“Eliminative physicalism”: Theses towards a scientistic schema

Valarie Renaux
2 min readFeb 28, 2020
  1. A completed physics would represent a total and finished description and explanation of reality; would represent the only complete description (the only actual description). There can be no “nomological danglers” (Smart, Feigl).
  2. All non-physical facts can be either reduced to purely physical facts (the non-physical element was a superstition), or they can be eliminated from the schema (the fact was a superstition in toto).
  3. Three formulations: (1) An exhaustive list of all scientific facts is an exhaustive list of all facts. (2) To possess every physical fact is to possess all facts. (3) Knowledge of every physical fact grants knowledge of every fact.
  4. Unity of the sciences is both a methodological and ontological goal/claim; the ontology holds primacy, as methodology is resultant from, and dependent upon, ontology.
  5. At least some token folk schematic statements/theories can and do prove functional. This is reason to attempt reduction; it is not inherently a sign that the folk schema is ontologically correct.
  6. Analytic reduction and/or elimination works only where there is no ontologically-obtaining basis for the language, i.e., when it is meaningless. When there is an underlying ontology to the language’s point of reference, however misguided and incorrect the language may be, it is not totally reducible or removable. This can be seen in the success of analytic reduction in ethics (where there is no ontology) and the failure of analytic reduction in mind (where there is some ontology).
  7. Physics is subjectively objective; it offers an “objective” viewpoint from the perspective of a subject.
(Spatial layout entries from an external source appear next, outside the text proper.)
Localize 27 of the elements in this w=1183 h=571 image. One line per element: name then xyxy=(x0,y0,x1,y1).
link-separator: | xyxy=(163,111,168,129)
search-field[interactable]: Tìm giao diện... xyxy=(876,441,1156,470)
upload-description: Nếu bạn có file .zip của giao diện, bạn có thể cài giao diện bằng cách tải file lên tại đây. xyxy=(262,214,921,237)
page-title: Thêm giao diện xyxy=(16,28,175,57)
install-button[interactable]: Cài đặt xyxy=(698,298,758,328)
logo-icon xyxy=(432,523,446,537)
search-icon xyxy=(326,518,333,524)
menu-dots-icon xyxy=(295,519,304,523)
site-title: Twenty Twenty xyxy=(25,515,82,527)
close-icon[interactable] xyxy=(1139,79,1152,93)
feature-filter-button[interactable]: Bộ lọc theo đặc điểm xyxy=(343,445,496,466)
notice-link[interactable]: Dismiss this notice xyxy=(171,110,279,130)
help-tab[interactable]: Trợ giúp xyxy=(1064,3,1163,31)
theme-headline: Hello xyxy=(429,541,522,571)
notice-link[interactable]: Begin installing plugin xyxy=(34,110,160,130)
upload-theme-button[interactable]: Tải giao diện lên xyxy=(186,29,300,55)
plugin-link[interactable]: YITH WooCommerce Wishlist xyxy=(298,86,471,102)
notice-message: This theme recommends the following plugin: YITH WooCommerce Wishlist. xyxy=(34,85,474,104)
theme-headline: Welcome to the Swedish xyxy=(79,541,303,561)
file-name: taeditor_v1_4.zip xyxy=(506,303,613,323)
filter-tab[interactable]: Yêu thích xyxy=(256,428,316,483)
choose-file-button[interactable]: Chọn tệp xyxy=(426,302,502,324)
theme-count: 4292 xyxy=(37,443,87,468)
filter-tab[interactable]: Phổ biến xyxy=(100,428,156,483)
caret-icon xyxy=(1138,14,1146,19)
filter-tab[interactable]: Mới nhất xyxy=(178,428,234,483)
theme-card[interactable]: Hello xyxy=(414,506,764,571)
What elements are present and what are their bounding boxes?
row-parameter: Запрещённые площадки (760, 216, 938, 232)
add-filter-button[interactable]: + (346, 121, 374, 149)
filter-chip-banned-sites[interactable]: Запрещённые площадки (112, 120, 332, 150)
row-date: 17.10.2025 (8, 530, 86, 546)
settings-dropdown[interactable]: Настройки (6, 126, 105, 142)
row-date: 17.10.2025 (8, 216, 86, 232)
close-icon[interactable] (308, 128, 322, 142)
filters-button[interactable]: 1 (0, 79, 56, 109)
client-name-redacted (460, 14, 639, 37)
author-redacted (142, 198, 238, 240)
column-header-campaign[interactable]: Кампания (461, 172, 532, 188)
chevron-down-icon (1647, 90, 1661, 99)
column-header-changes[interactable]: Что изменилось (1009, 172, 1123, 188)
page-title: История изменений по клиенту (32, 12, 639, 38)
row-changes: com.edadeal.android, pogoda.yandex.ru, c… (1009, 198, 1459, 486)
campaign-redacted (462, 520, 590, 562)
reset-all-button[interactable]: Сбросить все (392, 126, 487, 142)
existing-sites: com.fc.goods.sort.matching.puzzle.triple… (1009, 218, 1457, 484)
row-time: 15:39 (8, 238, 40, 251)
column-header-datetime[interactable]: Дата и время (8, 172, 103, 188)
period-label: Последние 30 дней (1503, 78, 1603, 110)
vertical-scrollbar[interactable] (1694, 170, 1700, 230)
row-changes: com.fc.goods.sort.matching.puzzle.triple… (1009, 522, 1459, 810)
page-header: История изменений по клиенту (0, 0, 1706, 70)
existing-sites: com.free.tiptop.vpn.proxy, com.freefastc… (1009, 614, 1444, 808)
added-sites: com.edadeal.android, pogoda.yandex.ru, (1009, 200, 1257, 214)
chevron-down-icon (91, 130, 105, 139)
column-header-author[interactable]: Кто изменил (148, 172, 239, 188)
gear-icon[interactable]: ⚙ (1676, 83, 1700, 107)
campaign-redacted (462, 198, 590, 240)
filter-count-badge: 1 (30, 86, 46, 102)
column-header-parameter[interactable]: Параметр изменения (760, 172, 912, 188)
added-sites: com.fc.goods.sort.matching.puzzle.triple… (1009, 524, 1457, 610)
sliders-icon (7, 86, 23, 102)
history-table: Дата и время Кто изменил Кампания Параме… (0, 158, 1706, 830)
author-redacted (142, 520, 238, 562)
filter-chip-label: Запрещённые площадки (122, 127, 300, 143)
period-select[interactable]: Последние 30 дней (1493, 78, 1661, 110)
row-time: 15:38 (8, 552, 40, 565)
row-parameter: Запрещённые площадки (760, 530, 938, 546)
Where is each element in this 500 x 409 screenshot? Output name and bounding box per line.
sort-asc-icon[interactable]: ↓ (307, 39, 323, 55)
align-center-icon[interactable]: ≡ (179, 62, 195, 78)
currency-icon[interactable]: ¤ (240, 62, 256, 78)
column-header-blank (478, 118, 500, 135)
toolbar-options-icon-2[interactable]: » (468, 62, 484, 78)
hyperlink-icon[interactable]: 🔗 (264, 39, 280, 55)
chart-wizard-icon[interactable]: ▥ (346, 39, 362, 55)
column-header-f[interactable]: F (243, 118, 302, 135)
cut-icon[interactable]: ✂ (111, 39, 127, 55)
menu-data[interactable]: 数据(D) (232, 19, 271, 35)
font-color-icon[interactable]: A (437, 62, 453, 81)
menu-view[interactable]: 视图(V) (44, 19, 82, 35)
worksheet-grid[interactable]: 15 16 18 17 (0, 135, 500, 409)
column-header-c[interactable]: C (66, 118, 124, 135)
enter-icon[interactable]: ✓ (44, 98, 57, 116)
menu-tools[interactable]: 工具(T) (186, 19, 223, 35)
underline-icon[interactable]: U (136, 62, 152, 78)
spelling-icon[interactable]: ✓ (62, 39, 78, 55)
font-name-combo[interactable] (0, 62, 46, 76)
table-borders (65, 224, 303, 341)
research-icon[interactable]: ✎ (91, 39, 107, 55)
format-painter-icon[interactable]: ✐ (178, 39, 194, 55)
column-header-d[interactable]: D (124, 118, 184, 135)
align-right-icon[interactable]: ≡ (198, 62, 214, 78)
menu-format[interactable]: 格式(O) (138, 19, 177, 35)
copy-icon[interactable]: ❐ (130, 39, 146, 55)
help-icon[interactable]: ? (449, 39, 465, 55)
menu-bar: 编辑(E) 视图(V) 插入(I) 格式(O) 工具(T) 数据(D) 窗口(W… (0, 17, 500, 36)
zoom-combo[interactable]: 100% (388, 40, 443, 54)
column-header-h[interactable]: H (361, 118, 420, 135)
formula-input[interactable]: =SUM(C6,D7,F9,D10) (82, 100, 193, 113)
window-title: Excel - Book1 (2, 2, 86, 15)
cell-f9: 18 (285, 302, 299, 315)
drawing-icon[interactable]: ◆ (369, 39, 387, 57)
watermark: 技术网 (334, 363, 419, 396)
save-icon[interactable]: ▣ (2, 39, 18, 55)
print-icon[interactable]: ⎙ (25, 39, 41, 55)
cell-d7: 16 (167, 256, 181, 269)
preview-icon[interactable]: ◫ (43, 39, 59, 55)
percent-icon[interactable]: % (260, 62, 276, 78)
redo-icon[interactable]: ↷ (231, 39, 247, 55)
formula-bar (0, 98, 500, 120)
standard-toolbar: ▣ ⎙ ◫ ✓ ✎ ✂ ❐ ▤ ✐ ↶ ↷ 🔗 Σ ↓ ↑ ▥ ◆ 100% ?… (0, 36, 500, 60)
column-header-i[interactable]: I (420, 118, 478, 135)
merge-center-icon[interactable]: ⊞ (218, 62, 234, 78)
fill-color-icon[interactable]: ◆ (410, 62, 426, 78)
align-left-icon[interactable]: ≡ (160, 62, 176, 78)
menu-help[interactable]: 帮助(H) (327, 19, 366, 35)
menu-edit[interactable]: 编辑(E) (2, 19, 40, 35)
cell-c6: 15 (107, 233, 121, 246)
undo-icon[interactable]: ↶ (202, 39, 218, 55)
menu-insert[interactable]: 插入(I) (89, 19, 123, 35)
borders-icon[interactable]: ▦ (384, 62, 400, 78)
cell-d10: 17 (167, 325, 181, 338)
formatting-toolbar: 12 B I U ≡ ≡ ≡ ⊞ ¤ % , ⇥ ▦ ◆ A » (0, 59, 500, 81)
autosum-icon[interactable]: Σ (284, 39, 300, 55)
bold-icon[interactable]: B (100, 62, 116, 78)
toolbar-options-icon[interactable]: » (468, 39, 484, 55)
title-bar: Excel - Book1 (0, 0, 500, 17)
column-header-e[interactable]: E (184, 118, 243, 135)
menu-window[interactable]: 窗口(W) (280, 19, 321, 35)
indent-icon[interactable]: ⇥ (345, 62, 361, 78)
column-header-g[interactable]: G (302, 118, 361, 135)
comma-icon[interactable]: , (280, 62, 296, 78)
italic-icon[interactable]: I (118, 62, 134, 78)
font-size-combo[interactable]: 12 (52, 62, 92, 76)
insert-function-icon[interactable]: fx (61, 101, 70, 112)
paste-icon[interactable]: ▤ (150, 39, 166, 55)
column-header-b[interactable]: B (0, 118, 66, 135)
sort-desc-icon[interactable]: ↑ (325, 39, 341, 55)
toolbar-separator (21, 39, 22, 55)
A completed physics is beyond the capacity of a physical entity.
  8. Human failures of explanation and analysis (i.e., of science) do not signify or justify the introduction of extrauniversal, extraphysical entities, properties, or processes.
  9. The attempt generates its own rewards, both applicable and abstract.
  10. Unity of the sciences and the non-sciences is a political, and not a scientific, programme.
  11. ‘The philosophers have only interpreted the world, in various ways; the point is to change it’ (Marx). ‘The scientific world-conception serves life, and life receives it’ (Neurath).